Alors, moi Seydoum, j'ai tout perdu jusqu'à mon humanité, je m'enferme dans ma cabane et dans ma tête, je mâche des boulettes de khat, je les arrose de gin, beaucoup de gin, je pars loin dans la défonce.
Des chauves souris entrent dans ma tête, tout est brasier, je descends dans le sadisme, mais, merde, « le môme de vingt ans résiste et ne veut pas disparaitre dans la cuve des chiottes comme le gin. »

Epoustouflant roman, premier roman de Stéfanie Coste « le passeur », avec ses phrases acérées , sa manière percutante d'entrer dans la tête du passeur cynique, son évocation rapide et ciblée des exactions du camp de Sawa, ainsi que de la corruption des différents protagonistes de la côte libyenne à Zaouara, les ONG, le banquier, les gardes côtes, les différents passeurs et leur hiérarchie impitoyable, enfin Seyoum, dont l'auteur rappelle l'enfance presque heureuse à Asmara, la capitale de l'Erythrée. Presque, puisque la guerre de libération avait fait place à la tyrannie et à la folie.

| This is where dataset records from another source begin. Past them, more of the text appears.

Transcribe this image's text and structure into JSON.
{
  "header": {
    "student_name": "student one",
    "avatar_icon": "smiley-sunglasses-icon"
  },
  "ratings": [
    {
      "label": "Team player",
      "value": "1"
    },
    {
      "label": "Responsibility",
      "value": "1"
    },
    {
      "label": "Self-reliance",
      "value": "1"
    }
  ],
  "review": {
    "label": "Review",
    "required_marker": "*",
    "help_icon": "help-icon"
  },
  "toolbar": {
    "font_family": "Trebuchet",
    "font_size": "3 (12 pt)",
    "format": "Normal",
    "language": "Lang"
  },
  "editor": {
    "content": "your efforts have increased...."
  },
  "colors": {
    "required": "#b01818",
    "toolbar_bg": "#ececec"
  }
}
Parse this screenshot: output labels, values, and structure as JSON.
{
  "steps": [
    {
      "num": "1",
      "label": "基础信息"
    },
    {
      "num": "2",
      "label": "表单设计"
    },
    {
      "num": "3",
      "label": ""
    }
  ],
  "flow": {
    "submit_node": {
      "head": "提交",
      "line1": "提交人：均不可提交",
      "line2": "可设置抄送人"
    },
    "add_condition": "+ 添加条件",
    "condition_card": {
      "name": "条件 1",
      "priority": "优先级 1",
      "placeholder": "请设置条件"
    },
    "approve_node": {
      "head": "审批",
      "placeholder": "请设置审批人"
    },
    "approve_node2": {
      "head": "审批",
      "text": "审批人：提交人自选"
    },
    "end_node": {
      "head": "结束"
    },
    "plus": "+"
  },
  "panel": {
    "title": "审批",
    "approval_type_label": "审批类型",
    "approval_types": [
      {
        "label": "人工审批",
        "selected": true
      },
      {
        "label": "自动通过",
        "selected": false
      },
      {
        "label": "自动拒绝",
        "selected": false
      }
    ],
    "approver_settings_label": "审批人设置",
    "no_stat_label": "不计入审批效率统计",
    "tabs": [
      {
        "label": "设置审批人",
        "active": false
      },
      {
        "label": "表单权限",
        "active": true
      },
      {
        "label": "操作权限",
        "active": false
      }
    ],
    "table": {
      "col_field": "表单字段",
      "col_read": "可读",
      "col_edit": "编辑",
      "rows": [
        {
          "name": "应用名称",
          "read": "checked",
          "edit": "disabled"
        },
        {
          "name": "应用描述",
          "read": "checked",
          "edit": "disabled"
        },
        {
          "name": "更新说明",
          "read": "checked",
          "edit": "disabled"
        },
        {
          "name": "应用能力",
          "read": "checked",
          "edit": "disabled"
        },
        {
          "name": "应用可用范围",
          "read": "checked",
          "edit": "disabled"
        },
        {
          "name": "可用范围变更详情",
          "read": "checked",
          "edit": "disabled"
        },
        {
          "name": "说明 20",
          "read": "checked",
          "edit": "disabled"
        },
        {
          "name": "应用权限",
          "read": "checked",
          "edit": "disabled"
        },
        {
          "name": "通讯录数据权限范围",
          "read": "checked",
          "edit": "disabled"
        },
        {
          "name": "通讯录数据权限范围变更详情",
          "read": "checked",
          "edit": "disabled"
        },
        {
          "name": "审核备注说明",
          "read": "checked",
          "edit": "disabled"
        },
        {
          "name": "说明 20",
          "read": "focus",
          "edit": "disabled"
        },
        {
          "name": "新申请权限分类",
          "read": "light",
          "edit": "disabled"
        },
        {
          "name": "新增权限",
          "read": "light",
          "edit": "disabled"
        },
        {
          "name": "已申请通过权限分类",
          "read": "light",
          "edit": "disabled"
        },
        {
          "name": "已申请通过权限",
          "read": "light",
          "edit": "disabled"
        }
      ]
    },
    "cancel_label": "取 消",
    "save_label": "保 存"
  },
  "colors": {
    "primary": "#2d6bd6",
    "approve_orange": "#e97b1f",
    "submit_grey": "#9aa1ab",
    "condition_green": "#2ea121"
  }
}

Epoustouflante, l'écriture, la tension, le retrait apparent de l'écrivain, ce qui donne mille fois plus de force à son récit, à la fois dur et sobre, gagnant en force par cette sobriété racontant la folie des hommes, leur appât du gain, leur cruauté et leur sadisme.
Chef d ‘oeuvre, chef d'oeuvre, j'insiste, à lire, et merci aux babeliotes dont Cannetille, Kittiwake ,LaBiblidOnee et Terrainsvagues qui m'ont donné envie de lire « le passeur ».